4 thoughts on “Morning Musing: 1 Thessalonians 4:13

  1. Thomas Meadors

    Q about heaven. I’ve wondered whether man will have free will in heaven. Seems that so many times in the Bible God set up men with everything man would need only to eventually be rebuffed. God forgives so many times only for man to soon forget his grace and return to their evil ways. From the best I’ve been able to see the absence of Satan takes away temptation and the seeds of sin. I’ve read the free will exists but in the presence of God the only will in heaven is to be more like Jesus. Just curious on your thoughts.

    Liked by 1 person

    • pastorjwaits

      I think we will absolutely have free will in heaven. God made us to be free creatures who have chosen freely to be in a loving relationship with Him. If we get to heaven and that is somehow taken away or changed, God will have failed in His original creation design. It would be a sign that Satan was sort of right the whole time. Remember Job? Satan’s whole bargain was that Job would not freely choose God when his circumstances tanked. Satan’s gambit is that we will always choose other than God, given the chance, so free will is a bad idea. God will prove otherwise in the end. In heaven our wills won’t be taken away, they’ll be perfected and freed entirely from the taint of sin. We will freely will to do what God wills in every moment and situation we are in. We will do that because we will have perfectly aligned ourselves with Christ and be filled with the power of the Holy Spirit at all times so that we will always do what God wills because that’s what we most want. After all, Jesus said on more than one occasion that when we are filled with Him we will be able to ask God for anything and get it. How does that work? When we are filled with Him, we will only ask for things God wants to give us in the first place. Personally, I can’t wait for that day.

      Liked by 1 person

  2. Thomas Meadors

    Thanks. I expected as much and agree. And I agree that it will be a glorious day. Now that begs another question. Do you think the outcome on Earth would have been different if there had been no temptation in Eden? I know Adam and Eve failed miserably following God’s instructions. Do you think a lack of the serpent would have just punted that ball further down the road and they (and we) were doomed to disobey? Myself, I think so. I look back on all the times my folks warned me of consequences for my actions and inevitably every time I crossed the line it came back to bite me. With Brayden in school and now 21 I’m pretty sure he’s running into the same situations. I think its always been human nature to think we’re smarter than we think we are and I’ve the inclination that started with Adam and Eve.

    Liked by 1 person

    • pastorjwaits

      That’s a tougher one. We’re Adam and Eve somehow “fated” to sin? Surely not. Sin wasn’t good. Period. God didn’t plan on that even though He planned for it. To speak of it being somehow inevitable I don’t think is right. Yes, God worked His plans for good, but sin wasn’t.
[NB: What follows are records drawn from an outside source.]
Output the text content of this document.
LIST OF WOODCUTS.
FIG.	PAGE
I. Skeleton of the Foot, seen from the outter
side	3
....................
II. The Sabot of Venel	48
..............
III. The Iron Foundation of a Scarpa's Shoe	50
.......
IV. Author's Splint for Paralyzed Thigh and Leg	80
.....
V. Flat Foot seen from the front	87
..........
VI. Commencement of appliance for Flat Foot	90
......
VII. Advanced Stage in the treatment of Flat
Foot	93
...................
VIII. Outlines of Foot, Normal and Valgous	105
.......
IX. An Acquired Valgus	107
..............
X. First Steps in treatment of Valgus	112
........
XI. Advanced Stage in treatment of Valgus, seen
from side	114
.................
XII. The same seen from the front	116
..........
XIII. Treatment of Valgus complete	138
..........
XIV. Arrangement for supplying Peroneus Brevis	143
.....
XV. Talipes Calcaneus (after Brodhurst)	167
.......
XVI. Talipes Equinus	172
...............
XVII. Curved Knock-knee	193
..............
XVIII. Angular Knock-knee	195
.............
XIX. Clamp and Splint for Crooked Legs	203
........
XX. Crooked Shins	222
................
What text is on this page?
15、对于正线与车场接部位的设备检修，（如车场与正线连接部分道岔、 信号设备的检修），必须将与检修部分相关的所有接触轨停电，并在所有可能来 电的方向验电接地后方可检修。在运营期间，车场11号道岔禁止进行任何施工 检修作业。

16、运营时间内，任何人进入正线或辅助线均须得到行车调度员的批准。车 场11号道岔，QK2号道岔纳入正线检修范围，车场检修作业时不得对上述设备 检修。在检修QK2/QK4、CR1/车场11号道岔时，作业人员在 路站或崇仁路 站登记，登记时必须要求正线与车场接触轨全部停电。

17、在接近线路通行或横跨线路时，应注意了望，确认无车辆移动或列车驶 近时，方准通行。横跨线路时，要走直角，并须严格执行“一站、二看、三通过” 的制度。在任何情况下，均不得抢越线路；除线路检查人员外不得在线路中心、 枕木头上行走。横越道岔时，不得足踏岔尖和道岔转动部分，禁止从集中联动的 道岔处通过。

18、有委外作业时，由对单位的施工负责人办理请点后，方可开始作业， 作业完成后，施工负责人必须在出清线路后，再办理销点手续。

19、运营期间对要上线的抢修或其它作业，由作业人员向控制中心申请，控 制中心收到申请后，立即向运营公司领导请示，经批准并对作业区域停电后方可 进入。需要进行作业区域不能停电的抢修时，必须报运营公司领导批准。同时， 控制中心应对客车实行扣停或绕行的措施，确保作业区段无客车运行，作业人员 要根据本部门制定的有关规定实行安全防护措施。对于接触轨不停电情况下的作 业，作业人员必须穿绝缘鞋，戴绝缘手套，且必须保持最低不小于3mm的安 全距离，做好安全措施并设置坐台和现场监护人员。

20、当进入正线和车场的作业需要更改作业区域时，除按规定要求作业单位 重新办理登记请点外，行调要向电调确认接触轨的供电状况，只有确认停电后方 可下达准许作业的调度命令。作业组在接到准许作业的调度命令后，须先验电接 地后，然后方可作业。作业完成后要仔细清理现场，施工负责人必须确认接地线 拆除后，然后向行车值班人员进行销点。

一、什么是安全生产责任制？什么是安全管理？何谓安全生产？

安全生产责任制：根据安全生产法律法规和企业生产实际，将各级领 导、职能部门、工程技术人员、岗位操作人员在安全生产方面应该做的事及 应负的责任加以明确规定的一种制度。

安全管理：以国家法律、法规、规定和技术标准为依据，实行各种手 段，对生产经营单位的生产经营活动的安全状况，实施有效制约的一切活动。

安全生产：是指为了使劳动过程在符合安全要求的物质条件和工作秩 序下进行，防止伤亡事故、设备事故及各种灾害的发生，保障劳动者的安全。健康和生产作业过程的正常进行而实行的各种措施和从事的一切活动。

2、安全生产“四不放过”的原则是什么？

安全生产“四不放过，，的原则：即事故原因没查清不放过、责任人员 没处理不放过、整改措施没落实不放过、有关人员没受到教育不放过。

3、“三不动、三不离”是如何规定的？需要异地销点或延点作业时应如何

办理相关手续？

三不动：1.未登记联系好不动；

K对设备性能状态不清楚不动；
Like Paul said, even though sin makes grace greater, that does not mean we should sin more to make it even greater. Yes, if sin hadn’t have happened, Jesus wouldn’t have come and died, but that wouldn’t have been a bad thing because sin never would have happened and our relationship with Him never would have been interrupted in the first place. That doesn’t mean we would have spent eternity living naked in a garden either. I’d like to think we would have made all the same discoveries and advancements, we simply would have done it without the sin. The thing is, God created us with free will, like we talked about. That necessarily included the potential for disobedience. Satan, simply took advantage of the situation and exploited that possibility. Creating like He did was incredibly risky for God, sure, but He was committed to love as the means and medium and outcome of His relationship with us. Love is never forced by definition. Thus, our fall always had to be a possibility. An inevitable one, no, but a real one, yes. Your last sentence is correct, but only since the fall. Before then, our nature wasn’t corrupted. God made us in sinless perfection.